Aynı şekilde, eğer nikah akdinden: ” Benden olacak kız çocuklarınız evleninceye kadar evimde oturacak ve malımdan geçineceklerdir.” cümlesini çıkarmışsa, bu da mahkemenin bir hükmü olduğundan, sanki kendisi yazmış gibi yükümlü olur .

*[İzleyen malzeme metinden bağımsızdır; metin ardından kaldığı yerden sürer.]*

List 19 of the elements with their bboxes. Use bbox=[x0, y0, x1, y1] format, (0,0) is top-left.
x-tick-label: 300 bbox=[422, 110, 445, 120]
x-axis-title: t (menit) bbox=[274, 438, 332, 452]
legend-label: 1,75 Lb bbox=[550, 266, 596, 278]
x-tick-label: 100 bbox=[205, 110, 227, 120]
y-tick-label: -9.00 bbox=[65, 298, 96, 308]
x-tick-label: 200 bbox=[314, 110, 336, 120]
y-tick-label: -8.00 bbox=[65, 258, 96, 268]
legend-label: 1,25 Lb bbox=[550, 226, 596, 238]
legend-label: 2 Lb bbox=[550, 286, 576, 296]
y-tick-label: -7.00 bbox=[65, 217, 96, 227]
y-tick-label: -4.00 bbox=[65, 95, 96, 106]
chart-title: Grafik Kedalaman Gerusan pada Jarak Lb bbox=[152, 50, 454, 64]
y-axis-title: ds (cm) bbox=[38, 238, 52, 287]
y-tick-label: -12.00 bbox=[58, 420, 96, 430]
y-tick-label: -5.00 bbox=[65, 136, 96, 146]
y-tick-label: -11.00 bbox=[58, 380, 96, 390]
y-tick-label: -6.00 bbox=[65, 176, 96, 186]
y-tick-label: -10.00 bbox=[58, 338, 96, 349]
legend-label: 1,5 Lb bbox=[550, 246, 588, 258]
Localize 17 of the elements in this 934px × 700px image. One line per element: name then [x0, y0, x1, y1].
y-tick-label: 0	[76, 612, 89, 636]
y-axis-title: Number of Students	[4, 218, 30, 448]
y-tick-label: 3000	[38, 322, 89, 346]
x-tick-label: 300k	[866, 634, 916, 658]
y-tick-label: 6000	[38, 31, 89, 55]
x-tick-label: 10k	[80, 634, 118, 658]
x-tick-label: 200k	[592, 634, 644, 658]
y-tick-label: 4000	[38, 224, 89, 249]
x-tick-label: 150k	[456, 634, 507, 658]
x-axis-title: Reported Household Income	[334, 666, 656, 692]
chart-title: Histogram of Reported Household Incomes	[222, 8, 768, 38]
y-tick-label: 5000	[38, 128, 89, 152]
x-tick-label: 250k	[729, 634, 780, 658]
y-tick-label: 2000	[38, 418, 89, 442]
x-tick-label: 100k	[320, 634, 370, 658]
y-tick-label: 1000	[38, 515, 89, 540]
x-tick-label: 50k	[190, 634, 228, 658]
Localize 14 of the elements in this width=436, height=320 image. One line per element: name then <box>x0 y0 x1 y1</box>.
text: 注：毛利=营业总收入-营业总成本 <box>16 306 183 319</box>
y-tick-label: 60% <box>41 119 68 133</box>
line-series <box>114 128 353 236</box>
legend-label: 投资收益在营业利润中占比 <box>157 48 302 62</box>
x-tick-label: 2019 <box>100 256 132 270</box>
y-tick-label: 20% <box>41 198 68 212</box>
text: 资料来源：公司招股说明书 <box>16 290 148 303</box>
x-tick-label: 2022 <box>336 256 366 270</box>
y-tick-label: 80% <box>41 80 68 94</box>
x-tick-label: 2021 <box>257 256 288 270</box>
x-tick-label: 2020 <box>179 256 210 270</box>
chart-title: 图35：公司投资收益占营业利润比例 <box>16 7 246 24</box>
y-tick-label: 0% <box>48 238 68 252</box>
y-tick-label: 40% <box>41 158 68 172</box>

Benzer şekilde, eğer evlilik sözleşmesinden şu maddeyi çıkarırsa: Evimde oturacaksın ve evimde dul olarak yaşadığın tüm günler boyunca malımdan geçineceksin, yine de mahkemenin bir şartı olduğu için bunu yazmış gibi yükümlüdür . Mişna şu yorumu yapar: Kudüs sakinleri bu şekilde yazarlardı, dul bir kadın dul kaldığı sürece kocasının evinde kalabilirdi ve Celile sakinleri de Kudüs sakinleri gibi bu şekilde yazarlardı. Buna karşılık, Yahudiye sakinleri şu şekilde yazarlardı: Mirasçılar sana evlilik sözleşmeni vermek isteyene kadar. Sonuç olarak, mirasçılar isterlerse evlilik sözleşmesini ona verebilir ve onu serbest bırakabilirler ve o kendi yaşam düzenlemelerini bulmalı ve kendi geçimini sağlamalıdır.